Mexico City is planning to go beyond this in the long term in a process involving officials and civil society. “Only in this way will there be guarantees for the future,” Treviño told Tierramérica.
“It could be said that the programmes have suffered delays, and it’s true, but it is a result of the dialogue we’ve begun. It’s better to advance slowly but surely,” he added.
In December 2007, local authorities announced that they would begin to set aside 60 km of bikeways.

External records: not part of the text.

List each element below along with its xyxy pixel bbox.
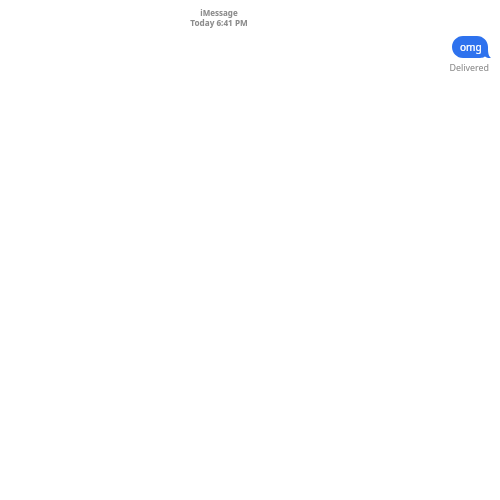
button[interactable]: omg xyxy=(452,36,492,60)
staticText: Today 6:41 PM xyxy=(119,17,319,28)
staticText: omg xyxy=(460,40,482,54)
staticText: Delivered xyxy=(400,61,489,73)
staticText: iMessage xyxy=(119,7,319,18)
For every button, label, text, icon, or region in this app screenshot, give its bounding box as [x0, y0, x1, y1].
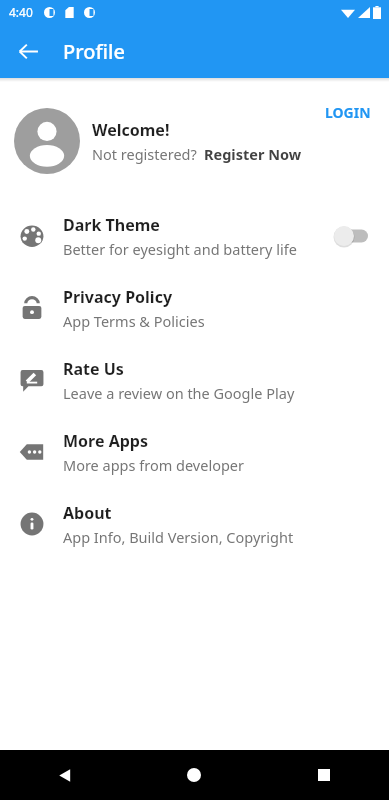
button[interactable]: Back — [0, 750, 129, 800]
button[interactable]: Dark theme toggle — [329, 222, 375, 250]
staticText: Profile — [63, 38, 125, 65]
staticText: App Info, Build Version, Copyright — [63, 527, 294, 547]
staticText: 4:40 — [9, 4, 33, 20]
staticText: Privacy Policy — [63, 286, 173, 308]
button[interactable]: Privacy Policy — [0, 272, 389, 344]
staticText: Better for eyesight and battery life — [63, 239, 297, 259]
button[interactable]: Back — [8, 31, 48, 71]
staticText: App Terms & Policies — [63, 311, 205, 331]
staticText: More apps from developer — [63, 455, 244, 475]
button[interactable]: LOGIN — [321, 100, 375, 125]
button[interactable]: Register Now — [204, 144, 302, 164]
staticText: Rate Us — [63, 358, 124, 380]
staticText: LOGIN — [325, 103, 371, 122]
staticText: Dark Theme — [63, 214, 160, 236]
button[interactable]: About — [0, 488, 389, 560]
staticText: Welcome! — [92, 119, 170, 141]
button[interactable]: Rate Us — [0, 344, 389, 416]
staticText: Leave a review on the Google Play — [63, 383, 295, 403]
button[interactable]: Recent apps — [259, 750, 389, 800]
button[interactable]: Dark Theme — [0, 200, 389, 272]
button[interactable]: More Apps — [0, 416, 389, 488]
button[interactable]: Home — [129, 750, 259, 800]
button[interactable]: Welcome! — [0, 108, 389, 174]
staticText: Not registered? — [92, 144, 197, 164]
staticText: More Apps — [63, 430, 148, 452]
staticText: About — [63, 502, 112, 524]
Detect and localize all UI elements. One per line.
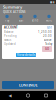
staticText: Balance — [4, 30, 14, 34]
button[interactable]: Recents — [41, 91, 51, 100]
button[interactable]: CONTINUE — [2, 81, 54, 89]
staticText: QUICK ACTIONS — [3, 10, 25, 14]
staticText: 20.00 — [43, 34, 52, 38]
staticText: Send — [32, 19, 38, 22]
button[interactable]: Scan — [14, 14, 28, 23]
staticText: ACCOUNT — [4, 26, 18, 29]
staticText: Summary — [3, 4, 22, 10]
staticText: GO — [45, 47, 49, 51]
staticText: Edit — [47, 26, 52, 29]
staticText: 1,250.00 — [38, 30, 52, 34]
button[interactable]: More — [42, 14, 56, 23]
staticText: Active — [44, 38, 52, 42]
button[interactable]: Send — [28, 14, 42, 23]
button[interactable]: Back — [5, 91, 15, 100]
staticText: Updated — [4, 42, 16, 46]
staticText: Today — [45, 42, 52, 46]
staticText: More — [46, 19, 52, 22]
staticText: CONTINUE — [18, 82, 38, 88]
staticText: Status — [4, 38, 11, 42]
button[interactable]: View details — [16, 53, 36, 57]
staticText: ▮▮ ▮ — [50, 0, 54, 4]
button[interactable]: Home — [23, 91, 33, 100]
staticText: Scan — [18, 19, 24, 22]
staticText: Pending — [4, 34, 17, 38]
staticText: ◀ — [8, 93, 12, 98]
staticText: View details — [17, 53, 35, 57]
staticText: Pay — [5, 19, 9, 22]
button[interactable]: Pay — [0, 14, 14, 23]
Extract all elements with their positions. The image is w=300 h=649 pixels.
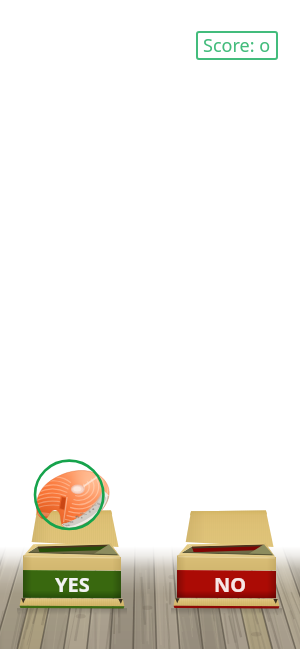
button[interactable]: Score: o [196, 31, 278, 60]
staticText: Score: o [203, 33, 271, 58]
button[interactable]: NO [183, 570, 278, 598]
staticText: YES [55, 571, 90, 598]
button[interactable]: Salmon food item [34, 458, 112, 532]
button[interactable]: YES [25, 570, 120, 598]
staticText: NO [214, 571, 247, 598]
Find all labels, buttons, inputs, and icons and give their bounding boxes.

But so far nothing has been done.
The official goal is for five percent of travel in the city to be on bicycle, within 10 years.
That many bikers would cut annual emissions by 2.4 million tonnes of carbon dioxide, 5,000 tonnes of nitrogen oxide, 80,000 tonnes of carbon monoxide and 100 tonnes of particulate matter, according to official estimates.
The contacts between the ITDP, Bicitekas, UNAM and the city government go back several months.
During the term of Marcelo Ebrard, begun in December 2006, several pro-cycling measures were adopted, such as allowing bicycles on buses and the subway.
Treviño said that in December there will be special lanes for bicycles along a 14.9-km stretch of the central Reforma Avenue, and the city will launch a campaign to promote bike riding.
The Bicitekas activists will boost official plans not only by participating in the discussions but also by continuing to organise city bike tours: on Thursdays the Lobos-bike route, on Fridays the Lunáticos cyclists, Saturdays the Biciellas, and Sunday’s the Biciraptors, Biciperros and Paseo del Gato.
And they will continue their nude bike tour once a year as part of the global mobilisation that takes place in several cities every June to call attention to bicycle riding.
(*This story was originally published by Latin American newspapers that are part of the Tierramérica network. Tierramérica is a specialised news service produced by IPS with the backing of the United Nations Development Programme, United Nations Environment Programme and the World Bank.)